For Michael, that glass of orange juice represented a baptism – an entrance rite into the Miller family. Michael delivered the homily at my wedding to Susan, as well as the weddings of siblings — and the generation beyond. He stayed in our homes, baptized our children, shared meals, held our children as infants and taught them as college students. The most eloquent speaker I ever met sat on the living room floor of our home, blowing "raspberries" with my daughters.
As the oldest of nine children, my friendship served as portal to perhaps Michael's most significant friendship: the one with my youngest brother Rich. Rich came to Notre Dame in 1988 as an aspiring tennis player and undecided student. He resided in Sorin Hall, where I served as assistant rector. He fell under Michael's spell, dropped tennis and immersed himself in theology. While I returned to the practice of law after my master's degree, Rich took the road I had not. He followed Michael to Boston College where, under Michael's mentorship, he received his master's and doctorate degrees in theology.
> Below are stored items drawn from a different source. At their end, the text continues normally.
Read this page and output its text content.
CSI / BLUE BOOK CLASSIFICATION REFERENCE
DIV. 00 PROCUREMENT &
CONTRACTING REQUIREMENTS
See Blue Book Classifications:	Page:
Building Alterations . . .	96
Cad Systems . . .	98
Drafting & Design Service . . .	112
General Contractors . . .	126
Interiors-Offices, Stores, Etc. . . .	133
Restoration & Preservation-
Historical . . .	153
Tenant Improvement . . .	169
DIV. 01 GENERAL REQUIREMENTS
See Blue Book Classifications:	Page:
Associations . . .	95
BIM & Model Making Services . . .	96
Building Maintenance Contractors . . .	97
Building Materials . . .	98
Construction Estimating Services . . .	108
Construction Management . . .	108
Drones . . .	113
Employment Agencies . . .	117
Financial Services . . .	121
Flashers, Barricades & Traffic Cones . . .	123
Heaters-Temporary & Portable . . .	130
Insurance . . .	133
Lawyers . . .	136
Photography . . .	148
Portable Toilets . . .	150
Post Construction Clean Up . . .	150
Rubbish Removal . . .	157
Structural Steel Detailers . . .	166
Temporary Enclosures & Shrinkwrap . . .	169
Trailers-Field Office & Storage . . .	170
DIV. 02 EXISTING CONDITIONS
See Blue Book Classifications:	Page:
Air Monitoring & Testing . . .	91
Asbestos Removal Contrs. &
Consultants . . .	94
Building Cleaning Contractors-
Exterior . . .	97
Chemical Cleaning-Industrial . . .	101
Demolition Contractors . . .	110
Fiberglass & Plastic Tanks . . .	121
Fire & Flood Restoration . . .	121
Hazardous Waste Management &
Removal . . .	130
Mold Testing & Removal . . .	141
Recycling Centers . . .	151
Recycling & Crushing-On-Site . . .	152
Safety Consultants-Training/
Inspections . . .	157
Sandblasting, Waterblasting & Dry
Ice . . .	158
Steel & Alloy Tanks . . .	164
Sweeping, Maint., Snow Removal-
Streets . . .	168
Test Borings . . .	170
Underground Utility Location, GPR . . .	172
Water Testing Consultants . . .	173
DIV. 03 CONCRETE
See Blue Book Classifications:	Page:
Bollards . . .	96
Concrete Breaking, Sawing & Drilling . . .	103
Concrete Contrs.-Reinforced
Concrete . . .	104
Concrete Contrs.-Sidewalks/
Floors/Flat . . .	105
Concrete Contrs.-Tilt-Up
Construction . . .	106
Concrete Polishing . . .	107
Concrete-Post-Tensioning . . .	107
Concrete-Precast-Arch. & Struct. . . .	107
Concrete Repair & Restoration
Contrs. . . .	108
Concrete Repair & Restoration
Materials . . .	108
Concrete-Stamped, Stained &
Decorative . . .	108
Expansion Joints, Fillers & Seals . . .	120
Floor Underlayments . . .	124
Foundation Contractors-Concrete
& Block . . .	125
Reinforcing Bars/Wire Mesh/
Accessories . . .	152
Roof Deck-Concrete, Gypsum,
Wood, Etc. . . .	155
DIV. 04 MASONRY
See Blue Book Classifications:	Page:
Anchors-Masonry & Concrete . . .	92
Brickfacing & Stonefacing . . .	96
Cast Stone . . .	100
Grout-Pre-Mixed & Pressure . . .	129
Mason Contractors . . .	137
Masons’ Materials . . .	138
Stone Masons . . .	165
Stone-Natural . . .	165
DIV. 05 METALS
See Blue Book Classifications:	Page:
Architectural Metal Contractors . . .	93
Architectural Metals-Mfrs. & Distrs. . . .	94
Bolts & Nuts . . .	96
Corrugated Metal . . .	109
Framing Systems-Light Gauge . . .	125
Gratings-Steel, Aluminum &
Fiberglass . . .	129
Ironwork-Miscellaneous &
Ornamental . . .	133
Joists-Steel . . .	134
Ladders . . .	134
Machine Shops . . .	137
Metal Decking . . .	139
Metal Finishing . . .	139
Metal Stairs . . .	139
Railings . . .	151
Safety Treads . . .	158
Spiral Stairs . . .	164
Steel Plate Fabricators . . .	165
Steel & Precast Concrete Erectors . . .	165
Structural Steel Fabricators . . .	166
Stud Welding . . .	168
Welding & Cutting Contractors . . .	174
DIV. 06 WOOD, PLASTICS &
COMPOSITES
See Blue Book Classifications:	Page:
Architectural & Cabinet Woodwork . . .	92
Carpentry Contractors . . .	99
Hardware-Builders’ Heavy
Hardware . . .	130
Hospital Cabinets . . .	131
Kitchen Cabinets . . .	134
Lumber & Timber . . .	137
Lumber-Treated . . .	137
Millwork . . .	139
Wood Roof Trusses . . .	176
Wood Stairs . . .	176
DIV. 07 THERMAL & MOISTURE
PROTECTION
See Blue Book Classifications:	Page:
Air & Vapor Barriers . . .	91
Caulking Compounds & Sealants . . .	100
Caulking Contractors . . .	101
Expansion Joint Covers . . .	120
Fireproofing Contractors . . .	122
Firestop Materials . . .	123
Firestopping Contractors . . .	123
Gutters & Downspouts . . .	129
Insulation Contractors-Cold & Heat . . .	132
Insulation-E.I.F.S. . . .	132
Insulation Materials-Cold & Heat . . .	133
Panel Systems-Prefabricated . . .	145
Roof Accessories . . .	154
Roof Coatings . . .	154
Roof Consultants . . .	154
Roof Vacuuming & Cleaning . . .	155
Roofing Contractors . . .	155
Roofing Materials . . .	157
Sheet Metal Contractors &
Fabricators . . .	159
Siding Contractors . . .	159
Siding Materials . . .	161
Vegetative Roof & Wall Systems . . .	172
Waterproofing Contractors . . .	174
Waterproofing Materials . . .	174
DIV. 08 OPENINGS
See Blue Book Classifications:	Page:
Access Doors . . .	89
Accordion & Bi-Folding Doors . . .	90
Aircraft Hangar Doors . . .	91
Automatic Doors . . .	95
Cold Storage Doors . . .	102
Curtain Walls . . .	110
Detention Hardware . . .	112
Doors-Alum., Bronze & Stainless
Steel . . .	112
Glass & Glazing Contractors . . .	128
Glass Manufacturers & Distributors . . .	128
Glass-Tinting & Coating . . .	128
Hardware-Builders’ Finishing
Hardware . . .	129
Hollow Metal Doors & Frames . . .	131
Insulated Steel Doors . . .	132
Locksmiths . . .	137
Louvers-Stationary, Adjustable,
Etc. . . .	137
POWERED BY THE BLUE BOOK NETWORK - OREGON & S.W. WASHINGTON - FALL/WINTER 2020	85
Today, he is a professor of theology at Creighton University.
Rich became the son Michael would never have — and later Michael welcomed Rich's wife Mariana as a daughter. (Mariana, herself a student of Michael's, received a master's degree in theology from Boston College and is now the assistant dean for Continuing Education and the Institute for Pastoral Studies at Loyola University of Chicago.) Michael served as godfather to all three of their sons, Sebastian, Alexander and Dominic — a role he cherished and took very seriously. They vacationed together, including a tour of the great sites of European Christendom.
Together, Michael and Rich hosted seven conferences, known as the Church in the Twenty-First Century, in which renowned theologians gave lectures on issues facing the church through the lens of Vatican II. Michael and Rich edited the papers, published them — and provided copies to the U.S. bishops.
My brother Jim, a Boston College graduate who settled in the Boston area, opened his home to Michael over the decades, where Michael celebrated Christmas Eve Mass each year with a small group of neighbors and friends. Jim was a constant presence and source of support, especially in the last 10 months of Michael's life when he was confined to a long-term care facility. To Jim, Michael was a third parent and a fifth brother.
Michael has been the heart, mind and soul of Catholicism for two generations of Catholics who have had the good fortune to know him. For so many of us, Michael's theology of self-gift has guided our lives and grounded our understanding of the God of Love.
Like inspirational guides such as Thomas Merton and Anthony de Mello, an oracle of profound wisdom has been silenced too early. I fully expect, however, for his influence to grow through the work of those he touched and inspired, and through the videos and recordings of his lectures.
In 2008, Boston College invited Michael to deliver an inaugural talk in what would become a series. He was asked to consider that he had one final lecture and to speak on "the issues that matter most and have been truest in life." In his "Last Lecture," Michael noted the great insight of Christian scripture: "God is love." For Michael this meant that "the foundation of existence is love — the gift of oneself to another." He noted that the mystery revealed in Jesus is that "if you hold on to your life, you lose it, but if you give your life away it becomes everlasting life."
Michael: Thank you for the gift of your life for your friendship. May you enjoy the everlasting life you so richly deserve.